Reportage. More than 400 employees, plus local and national politicians, are protesting the planned relocation of a plant that makes turbos and rotors for the U.S. multinational corporation.

Honeywell accepts Italian incentives, then moves to Slovakia

“Not one step back. We will not go a millimeter back. It will be a struggle until we get an industrial plan aiming at the relaunch of this establishment.”

The 420 employees of Honeywell Transport System in Atessa have been on strike for 11 days. At this establishment, more than 700,000 turbos and more than 1,600,000 rotors are produced every year. The company wants to close the site in Val di Sangro and move production to Slovakia, where it has built a twin factory. Arms crossed, production stopped and picket line, night and day, until a positive turn.

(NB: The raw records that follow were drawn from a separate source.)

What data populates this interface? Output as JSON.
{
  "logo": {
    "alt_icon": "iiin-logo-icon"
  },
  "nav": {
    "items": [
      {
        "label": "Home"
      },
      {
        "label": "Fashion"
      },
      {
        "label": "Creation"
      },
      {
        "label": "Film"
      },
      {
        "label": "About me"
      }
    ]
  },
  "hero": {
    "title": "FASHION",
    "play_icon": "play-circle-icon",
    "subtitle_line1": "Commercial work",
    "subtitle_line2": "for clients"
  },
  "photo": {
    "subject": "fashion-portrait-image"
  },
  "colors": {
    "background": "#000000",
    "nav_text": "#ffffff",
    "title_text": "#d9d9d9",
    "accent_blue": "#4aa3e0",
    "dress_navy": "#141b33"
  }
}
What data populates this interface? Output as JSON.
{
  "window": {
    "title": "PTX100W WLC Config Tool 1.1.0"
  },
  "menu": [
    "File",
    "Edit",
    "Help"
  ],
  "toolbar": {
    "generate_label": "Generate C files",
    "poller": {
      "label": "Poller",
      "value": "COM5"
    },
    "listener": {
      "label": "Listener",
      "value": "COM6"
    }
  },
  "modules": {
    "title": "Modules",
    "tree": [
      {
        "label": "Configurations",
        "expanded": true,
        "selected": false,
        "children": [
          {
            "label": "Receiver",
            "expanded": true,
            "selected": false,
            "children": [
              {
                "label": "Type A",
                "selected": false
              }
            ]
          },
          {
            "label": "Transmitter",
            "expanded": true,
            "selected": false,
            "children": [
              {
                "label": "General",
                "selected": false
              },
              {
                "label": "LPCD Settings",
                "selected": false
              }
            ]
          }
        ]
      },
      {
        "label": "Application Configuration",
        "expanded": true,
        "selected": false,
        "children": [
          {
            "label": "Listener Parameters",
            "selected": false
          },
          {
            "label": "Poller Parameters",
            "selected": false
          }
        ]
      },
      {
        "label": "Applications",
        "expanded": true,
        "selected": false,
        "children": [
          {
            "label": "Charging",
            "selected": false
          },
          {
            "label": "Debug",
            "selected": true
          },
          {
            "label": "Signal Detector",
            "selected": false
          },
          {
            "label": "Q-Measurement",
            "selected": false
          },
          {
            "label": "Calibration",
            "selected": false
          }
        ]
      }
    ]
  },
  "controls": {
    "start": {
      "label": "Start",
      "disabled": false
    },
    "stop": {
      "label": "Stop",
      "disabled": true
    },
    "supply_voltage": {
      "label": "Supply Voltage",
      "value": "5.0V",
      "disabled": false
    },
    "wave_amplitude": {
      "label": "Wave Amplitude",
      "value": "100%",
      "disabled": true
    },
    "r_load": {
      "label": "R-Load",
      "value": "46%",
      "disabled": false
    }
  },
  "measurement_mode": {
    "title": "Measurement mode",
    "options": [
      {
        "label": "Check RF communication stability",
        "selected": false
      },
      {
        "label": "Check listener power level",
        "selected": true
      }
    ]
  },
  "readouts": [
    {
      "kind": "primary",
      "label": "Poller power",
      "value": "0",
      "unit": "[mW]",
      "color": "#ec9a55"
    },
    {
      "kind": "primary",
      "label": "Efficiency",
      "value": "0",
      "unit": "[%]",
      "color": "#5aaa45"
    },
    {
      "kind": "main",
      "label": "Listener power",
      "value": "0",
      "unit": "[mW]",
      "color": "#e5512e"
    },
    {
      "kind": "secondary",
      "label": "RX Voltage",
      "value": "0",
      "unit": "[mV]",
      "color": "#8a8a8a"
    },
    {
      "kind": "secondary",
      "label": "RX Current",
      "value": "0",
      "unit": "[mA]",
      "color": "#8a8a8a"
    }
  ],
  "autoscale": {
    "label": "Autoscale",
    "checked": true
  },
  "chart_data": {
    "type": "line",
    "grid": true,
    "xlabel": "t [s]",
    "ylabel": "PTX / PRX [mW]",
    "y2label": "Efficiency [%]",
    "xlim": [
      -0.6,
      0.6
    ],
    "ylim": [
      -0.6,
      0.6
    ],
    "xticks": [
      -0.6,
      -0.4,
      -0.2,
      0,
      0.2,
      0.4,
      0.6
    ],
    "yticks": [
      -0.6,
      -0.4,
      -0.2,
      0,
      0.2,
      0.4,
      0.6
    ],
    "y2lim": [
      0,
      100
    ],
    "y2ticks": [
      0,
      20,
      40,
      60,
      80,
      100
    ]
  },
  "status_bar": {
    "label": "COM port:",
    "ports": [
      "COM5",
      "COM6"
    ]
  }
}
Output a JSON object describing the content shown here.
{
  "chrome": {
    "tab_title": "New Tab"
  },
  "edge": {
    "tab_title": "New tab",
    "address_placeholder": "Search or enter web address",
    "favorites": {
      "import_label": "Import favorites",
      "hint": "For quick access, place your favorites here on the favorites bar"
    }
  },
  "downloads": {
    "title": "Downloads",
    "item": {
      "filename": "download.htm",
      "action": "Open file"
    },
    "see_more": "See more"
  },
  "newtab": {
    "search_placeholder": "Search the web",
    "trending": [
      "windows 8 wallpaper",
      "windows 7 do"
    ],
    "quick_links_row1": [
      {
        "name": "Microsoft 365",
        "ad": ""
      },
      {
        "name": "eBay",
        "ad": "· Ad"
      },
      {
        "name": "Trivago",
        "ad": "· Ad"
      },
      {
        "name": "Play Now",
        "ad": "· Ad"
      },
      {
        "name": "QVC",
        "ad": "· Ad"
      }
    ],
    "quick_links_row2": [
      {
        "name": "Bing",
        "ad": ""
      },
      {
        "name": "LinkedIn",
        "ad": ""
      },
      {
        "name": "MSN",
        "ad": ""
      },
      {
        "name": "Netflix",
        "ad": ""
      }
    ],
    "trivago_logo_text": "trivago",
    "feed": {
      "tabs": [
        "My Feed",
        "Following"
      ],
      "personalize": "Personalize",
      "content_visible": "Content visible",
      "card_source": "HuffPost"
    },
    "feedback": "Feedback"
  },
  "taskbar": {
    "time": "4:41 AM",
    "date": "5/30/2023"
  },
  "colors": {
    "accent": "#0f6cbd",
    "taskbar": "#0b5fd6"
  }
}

On Sept. 13, in Rome, negotiations began at the Ministry of Development. “Honeywell’s phony position has come out,” said Davide Labbrozzi, provincial secretary of the union Fiom Chieti. “Numbers in hand, it leads in one direction: the dismemberment of the Abruzzo plant, for which it has been ‘cloning’ the production codes for some months already. After squeezing the situation, they want to close the gates and move.”

On Wednesday morning, in front of the gates, on the initiative of the unions Fiom, Fim and Uilm, there was a demonstration of solidarity. About 40 mayors from Chieti province, representatives of various political groups, party secretaries, regional parliamentarians and councillors attended.

“It is a delicate dispute not only because it involves hundreds of families, but also because here we are in front of an Abruzzo asset, with a very important technological value,” the provincial vice president Giovanni Lolli said. ”It is unreasonable to abandon a structure of this size. We ask Honeywell to sign a pact with the Italian government, in which the multinational commits to stay here for the next five years with an investment project to be funded by the region, according to E.U. rules.”

Employees say this is a moment of great uncertainty. “It’s difficult,” said workers Gennaro and Attilio, as they distributed cake slices, sweets and pizzas. “But we put all the effort into it. Now we wait for answers. … We are here 24 hours a day. We take picket line shifts, even in the rain. From time to time, we get some spaghetti or roast lamb skewers.”

Nicola Di Fabrizio has been a Honeywell employee since 1998 and is also the mayor of the small town of Montebello sul Sangro: “It’s tough,” he admits, “but we will continue. We will resist.”

Honeywell International is an American giant, present in 70 nations, with about 1,250 sites and 129,000 workers. It has no fiscal crisis on the horizon. “For this reason,” Nicola Manzi, representative of the union Uilm Chieti-Pescara and Primissimo Biscotti, Fim Cisl, points out, “we do not understand why the corporation wants to dismantle this site, despite the fact that this site provides excellence in quality and professionalism, and it is a key strategic supplier for the automotive industry.”

“After having shamelessly exploited the entire range of incentives available, the company thought it good to transfer its residence for tax purposes to Switzerland,” said 5 Star Movement Senator Gianluca Castaldi. “It is unfathomable that a multinational corporation, doing business for millions of dollars, continues to exploit the crisis, drawing on incentives for more than nine years, and then can decide to leave our country at will.”

“They want the extreme sacrifice: the acceptance of the closure of a factory that workers have made the crown of production in Italy to move everything to Slovakia, where it is easier to exploit and where they can take advantage of new public incentives,” said Maurizio Acerbo, secretary of the Communist Refoundation Party. “It is also shameful that Minister Calenda has positioned himself against the workers, demanding the suspension of the strike before summoning a new meeting in Rome.”

Also the UDC, from Sinistra Italiana, are close to the workers. While Gianni Melilla, of Article 1-Mdp, demands the government “to urgently propose measures of re-launching and consolidation of employment to prevent the relocation.”